Study offers solutions for J'lem holy sites

'The lack of trust between Israel and the PA... justifies some international intervention.'

By ETGAR LEFKOVITS
January 17, 2006 22:50
2 minute read.
tourists on temple mount 298 88 aj

tourists temple 298 88aj. (photo credit: Ariel Jerozolimski [file])

Israel and the Palestinians should allow the international community to supervise Jerusalem's Temple Mount and the city's other holy sites, a study carried out by a liberal Jerusalem think tank and released Tuesday said. "The strong connection of members of all monotheistic religions to the city on the one hand, and the lack of trust between Israel and the Palestinian Authority on the other justifies some international intervention in overseeing the area, especially from the security standpoint and with regard to preserving the holy sites," the study by the Jerusalem Institute for Israel Studies states. The document, titled "Jerusalem's Historic Basin - a Situation Report and Alternatives for a Solution," offers five different solutions to the bitterly contested question of sovereignty over the city's holy sites.

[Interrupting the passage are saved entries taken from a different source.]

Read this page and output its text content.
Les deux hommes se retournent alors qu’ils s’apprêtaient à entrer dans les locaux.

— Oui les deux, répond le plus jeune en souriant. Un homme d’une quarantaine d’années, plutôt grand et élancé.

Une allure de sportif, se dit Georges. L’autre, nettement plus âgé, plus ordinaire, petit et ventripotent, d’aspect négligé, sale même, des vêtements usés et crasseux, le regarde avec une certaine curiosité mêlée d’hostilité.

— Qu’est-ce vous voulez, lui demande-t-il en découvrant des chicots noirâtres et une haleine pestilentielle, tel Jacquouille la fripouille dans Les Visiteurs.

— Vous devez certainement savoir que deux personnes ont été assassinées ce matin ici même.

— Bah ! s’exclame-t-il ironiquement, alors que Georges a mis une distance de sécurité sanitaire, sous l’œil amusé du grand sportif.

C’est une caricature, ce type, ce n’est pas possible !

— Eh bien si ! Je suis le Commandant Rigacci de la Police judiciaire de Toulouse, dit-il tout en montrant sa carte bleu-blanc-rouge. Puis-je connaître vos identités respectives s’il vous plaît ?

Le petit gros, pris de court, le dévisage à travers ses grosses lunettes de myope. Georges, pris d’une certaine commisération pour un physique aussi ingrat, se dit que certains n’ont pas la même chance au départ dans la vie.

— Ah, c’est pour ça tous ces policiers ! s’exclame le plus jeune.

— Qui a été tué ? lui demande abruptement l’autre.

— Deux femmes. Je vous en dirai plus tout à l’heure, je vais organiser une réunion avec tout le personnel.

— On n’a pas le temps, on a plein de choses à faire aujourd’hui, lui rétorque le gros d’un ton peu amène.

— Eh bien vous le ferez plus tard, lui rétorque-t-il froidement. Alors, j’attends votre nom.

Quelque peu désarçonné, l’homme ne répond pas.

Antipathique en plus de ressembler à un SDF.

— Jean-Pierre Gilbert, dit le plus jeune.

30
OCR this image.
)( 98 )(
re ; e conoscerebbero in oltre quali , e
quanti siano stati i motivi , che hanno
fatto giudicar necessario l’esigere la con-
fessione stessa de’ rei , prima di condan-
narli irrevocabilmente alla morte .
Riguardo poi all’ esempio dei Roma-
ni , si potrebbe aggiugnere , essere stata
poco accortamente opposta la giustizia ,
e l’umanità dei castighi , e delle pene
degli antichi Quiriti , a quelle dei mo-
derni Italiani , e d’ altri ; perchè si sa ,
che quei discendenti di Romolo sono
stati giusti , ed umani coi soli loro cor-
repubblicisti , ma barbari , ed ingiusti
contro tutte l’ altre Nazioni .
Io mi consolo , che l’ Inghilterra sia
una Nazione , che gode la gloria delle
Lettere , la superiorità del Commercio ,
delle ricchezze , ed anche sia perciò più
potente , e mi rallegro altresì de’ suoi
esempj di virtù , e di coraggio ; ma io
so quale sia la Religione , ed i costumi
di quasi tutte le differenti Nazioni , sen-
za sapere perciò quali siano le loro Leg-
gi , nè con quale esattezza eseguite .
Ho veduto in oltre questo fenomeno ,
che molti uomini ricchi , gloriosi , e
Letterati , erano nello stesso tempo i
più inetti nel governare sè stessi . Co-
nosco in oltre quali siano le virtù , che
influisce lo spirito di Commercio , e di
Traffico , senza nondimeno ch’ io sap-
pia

They include full Israeli control over the sites; full Palestinian sovereignty; territorial division of the basin between the two sides, with international supervision to help monitor and settle disputes; a distribution of powers in the basin between the two sides, with international backing or Authority over the historical basin; and entrusting the authority of the historical sites to an international body, which can delegate powers to both sides in certain aspects. The study states that continued full Israeli sovereignty would be rejected the Palestinians and the international community, while Palestinian sovereignty would likewise be rejected by Israel. The study's researchers conclude that entrusting the authority of the historical sites to an international body is the preferable and the most realistic option provided that both sides can put their faith in an international body and in its ability to run the holy sites fairly. The study, which was widely criticized by Israeli politicians on both the right and left, notes that both sides may in fact perceive international sovereignty on the Temple Mount as a desecration and try to fight such a plan. Jerusalem Mayor Uri Lupolianski called the proposal an "irresponsible political and populist plan" which has been rehashed during an election campaign. He said that it was simply unacceptable that the most holy site in Judaism would fall under international control.